Fig. 4: Role of Plin4 in BPDE-induced ferroptosis in HT22 cells.

a Schematic of the construction of the Plin4-silenced HT22 cell model. b Effect of Plin4 silencing on HT22 cell survival rate. c Antagonistic effect of Plin4 silencing on BPDE-induced HT22 cell ferroptosis, compared with the ferroptosis inhibitor Fer-1. d TEM images showing mitochondrial damage in HT22 cells after BPDE treatment.
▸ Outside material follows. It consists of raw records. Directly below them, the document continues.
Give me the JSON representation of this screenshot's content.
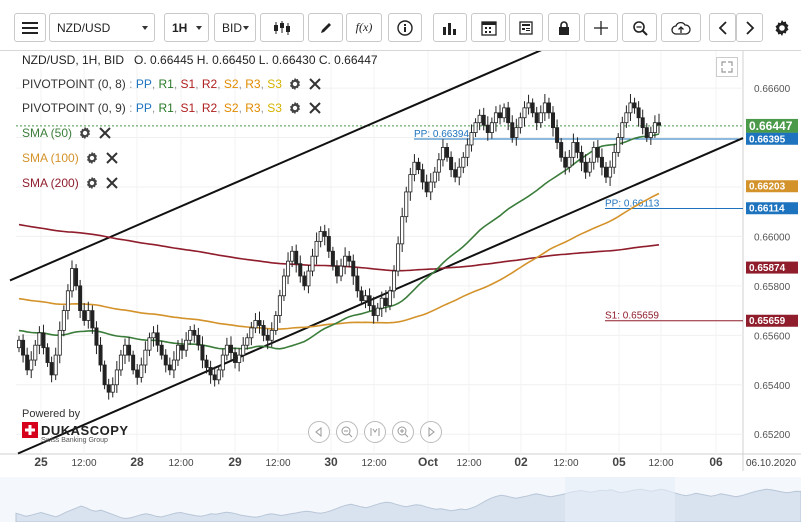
{
  "toolbar": {
    "symbol": "NZD/USD",
    "period": "1H",
    "side": "BID",
    "function_label": "f(x)"
  },
  "info": {
    "header": "NZD/USD, 1H, BID",
    "ohlc": "O. 0.66445 H. 0.66450 L. 0.66430 C. 0.66447"
  },
  "indicators": {
    "pivot1_name": "PIVOTPOINT (0, 8)",
    "pivot2_name": "PIVOTPOINT (0, 9)",
    "levels": [
      "PP",
      "R1",
      "S1",
      "R2",
      "S2",
      "R3",
      "S3"
    ],
    "sma50": "SMA (50)",
    "sma100": "SMA (100)",
    "sma200": "SMA (200)"
  },
  "branding": {
    "powered_by": "Powered by",
    "name": "DUKASCOPY",
    "sub": "Swiss Banking Group"
  },
  "colors": {
    "candle": "#2e7d32",
    "sma50": "#3b7d3b",
    "sma100": "#d4922a",
    "sma200": "#8f1d2c",
    "pivot_line": "#1e73be",
    "s1_line": "#8f1d2c",
    "last_price": "#4a9a4a"
  },
  "chart_data": {
    "type": "candlestick",
    "timeframe": "1H",
    "ylim": [
      0.6512,
      0.6675
    ],
    "y_ticks": [
      "0.66600",
      "0.66400",
      "0.66200",
      "0.66000",
      "0.65800",
      "0.65600",
      "0.65400",
      "0.65200"
    ],
    "x_labels": [
      "25",
      "12:00",
      "28",
      "12:00",
      "29",
      "12:00",
      "30",
      "12:00",
      "Oct",
      "12:00",
      "02",
      "12:00",
      "05",
      "12:00",
      "06",
      "06.10.2020"
    ],
    "closes": [
      0.6558,
      0.6552,
      0.6546,
      0.655,
      0.6556,
      0.6561,
      0.6555,
      0.6549,
      0.6544,
      0.6552,
      0.6562,
      0.657,
      0.6578,
      0.6587,
      0.658,
      0.657,
      0.6566,
      0.657,
      0.6563,
      0.6556,
      0.6548,
      0.654,
      0.6537,
      0.654,
      0.6546,
      0.6552,
      0.6556,
      0.6552,
      0.6546,
      0.6543,
      0.6548,
      0.6554,
      0.6559,
      0.6561,
      0.6556,
      0.6552,
      0.6548,
      0.6546,
      0.655,
      0.6556,
      0.6554,
      0.6558,
      0.6562,
      0.656,
      0.6556,
      0.655,
      0.6547,
      0.6544,
      0.6542,
      0.6546,
      0.6552,
      0.6556,
      0.6553,
      0.6549,
      0.6552,
      0.6556,
      0.6559,
      0.6563,
      0.6566,
      0.6564,
      0.656,
      0.6558,
      0.6562,
      0.6568,
      0.6576,
      0.6584,
      0.659,
      0.6594,
      0.6589,
      0.6584,
      0.658,
      0.6586,
      0.6592,
      0.6598,
      0.6602,
      0.66,
      0.6594,
      0.6588,
      0.6584,
      0.6588,
      0.6592,
      0.659,
      0.6584,
      0.6578,
      0.6574,
      0.6576,
      0.6572,
      0.6568,
      0.6571,
      0.6575,
      0.6572,
      0.6578,
      0.6586,
      0.6597,
      0.6608,
      0.6618,
      0.6625,
      0.663,
      0.6627,
      0.6622,
      0.6618,
      0.6622,
      0.6626,
      0.6631,
      0.6636,
      0.6632,
      0.6627,
      0.6624,
      0.6628,
      0.6632,
      0.6637,
      0.6642,
      0.6646,
      0.6649,
      0.6645,
      0.6642,
      0.6646,
      0.665,
      0.6648,
      0.6652,
      0.6646,
      0.664,
      0.6644,
      0.6648,
      0.6652,
      0.6654,
      0.665,
      0.6646,
      0.665,
      0.6654,
      0.665,
      0.6644,
      0.6638,
      0.6632,
      0.6628,
      0.6632,
      0.6638,
      0.6634,
      0.663,
      0.6626,
      0.663,
      0.6636,
      0.6632,
      0.6628,
      0.6624,
      0.6628,
      0.6634,
      0.664,
      0.6646,
      0.665,
      0.6654,
      0.6652,
      0.6648,
      0.6644,
      0.664,
      0.6642,
      0.6646,
      0.6645
    ],
    "series": [
      {
        "name": "SMA (50)",
        "last": 0.66395
      },
      {
        "name": "SMA (100)",
        "last": 0.66203
      },
      {
        "name": "SMA (200)",
        "last": 0.65874
      }
    ],
    "price_labels": [
      {
        "label": "0.66447",
        "value": 0.66447,
        "color": "last_price"
      },
      {
        "label": "0.66395",
        "value": 0.66395,
        "color": "pivot_line"
      },
      {
        "label": "0.66203",
        "value": 0.66203,
        "color": "sma100"
      },
      {
        "label": "0.66114",
        "value": 0.66114,
        "color": "pivot_line"
      },
      {
        "label": "0.65874",
        "value": 0.65874,
        "color": "sma200"
      },
      {
        "label": "0.65659",
        "value": 0.65659,
        "color": "s1_line"
      }
    ],
    "pivot_annotations": [
      {
        "label": "PP: 0.66394",
        "value": 0.66394
      },
      {
        "label": "PP: 0.66113",
        "value": 0.66113
      },
      {
        "label": "S1: 0.65659",
        "value": 0.65659
      }
    ],
    "trend_channel": true,
    "grid": true
  }
}
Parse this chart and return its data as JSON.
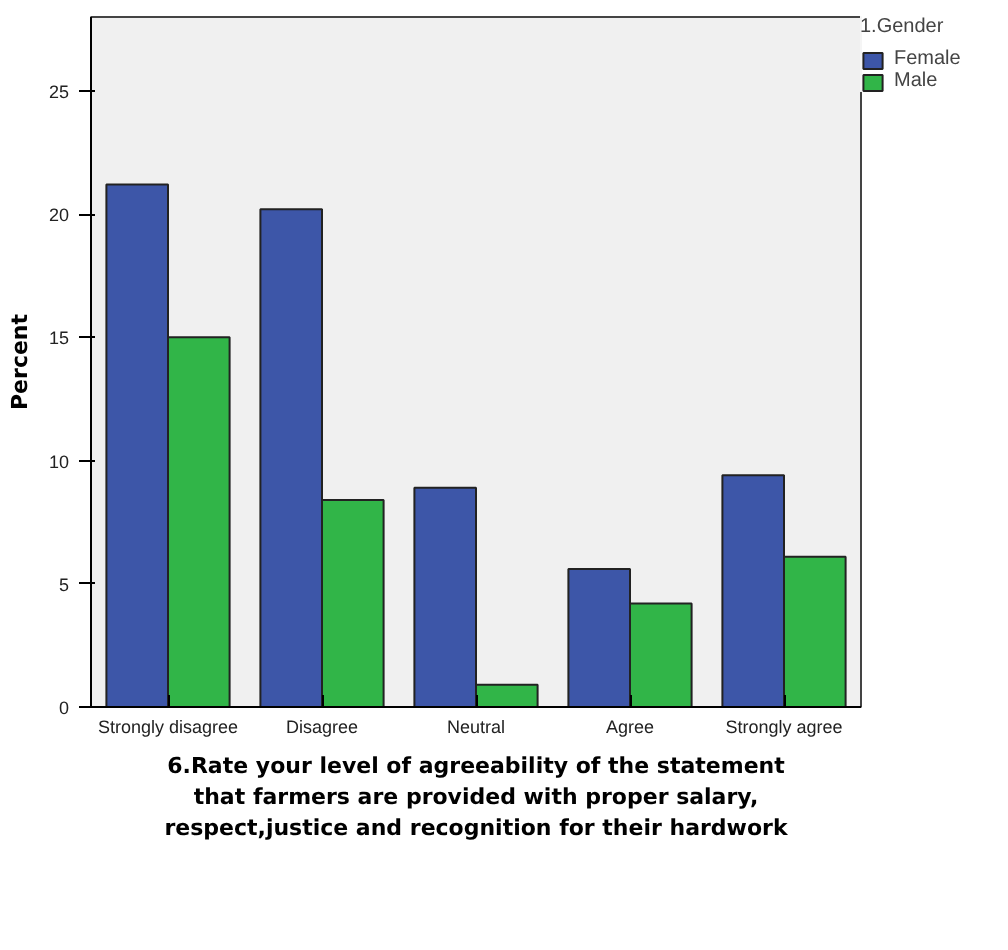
{
  "chart_data": {
    "type": "bar",
    "xlabel": "6.Rate your level of agreeability of the statement\nthat farmers are provided with proper salary,\nrespect,justice and recognition for their hardwork",
    "ylabel": "Percent",
    "legend_title": "1.Gender",
    "categories": [
      "Strongly disagree",
      "Disagree",
      "Neutral",
      "Agree",
      "Strongly agree"
    ],
    "series": [
      {
        "name": "Female",
        "color": "#3d56a8",
        "values": [
          21.2,
          20.2,
          8.9,
          5.6,
          9.4
        ]
      },
      {
        "name": "Male",
        "color": "#31b548",
        "values": [
          15.0,
          8.4,
          0.9,
          4.2,
          6.1
        ]
      }
    ],
    "ylim": [
      0,
      28
    ],
    "yticks": [
      0,
      5,
      10,
      15,
      20,
      25
    ],
    "grid": false,
    "legend": "top right"
  }
}
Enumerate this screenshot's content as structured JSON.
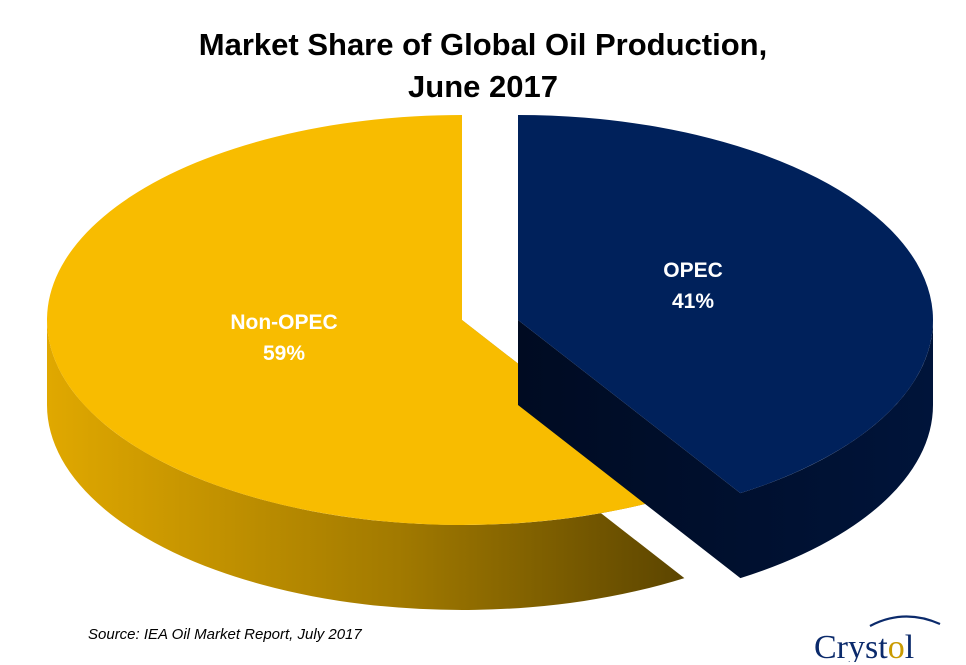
{
  "title_lines": [
    "Market Share of Global Oil Production,",
    "June 2017"
  ],
  "source": "Source: IEA Oil Market Report, July 2017",
  "logo_text": "Crystol",
  "colors": {
    "opec_top": "#00215B",
    "opec_side": "#000D2B",
    "nonopec_top": "#F8BC00",
    "nonopec_side": "#C99A00"
  },
  "chart_data": {
    "type": "pie",
    "style": "3d-exploded",
    "title": "Market Share of Global Oil Production, June 2017",
    "slices": [
      {
        "label": "OPEC",
        "value": 41,
        "value_label": "41%",
        "color": "#00215B"
      },
      {
        "label": "Non-OPEC",
        "value": 59,
        "value_label": "59%",
        "color": "#F8BC00"
      }
    ]
  }
}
Yellow arrows indicate normal mitochondria, while red arrows indicate damaged mitochondria. e Protein bands of Slc7a11 and Gpx4, showing the expression changes after BPDE treatment and Plin4 silencing. f Relative expression level of Slc7a11 protein. g Relative expression level of Gpx4 protein. h Relative expression level of Slc7a11 mRNA. i Relative expression level of Gpx4 mRNA. j Effect of BPDE treatment on total GSH content. k Effect of BPDE treatment on GSH-Px activity. l Effect of BPDE treatment on lipid ROS levels. m Effect of BPDE treatment on MDA content. n Confocal fluorescence images showing Fe²⁺ levels, illustrating the effect of BPDE treatment and Plin4 silencing on Fe²⁺ levels. o Fluorescence intensity calculated using ImageJ software, showing the changes in Fe²⁺ levels in different groups. p Fe²⁺ level detected using a reagent kit, comparing Fe²⁺ levels between Plin4 silencing and Fer-1 treatment groups. Data are presented as mean ± SEM (n = 6 per group). Group details: a-b: Ctrl, si-NC, si-Plin4. c, f–m, o–p: Two BPDE concentrations (0 μM and 0.75 μM), treated with si-NC, si-Plin4, or Fer-1. *P < 0.05, **P < 0.01, ***P < 0.001, ****P < 0.0001.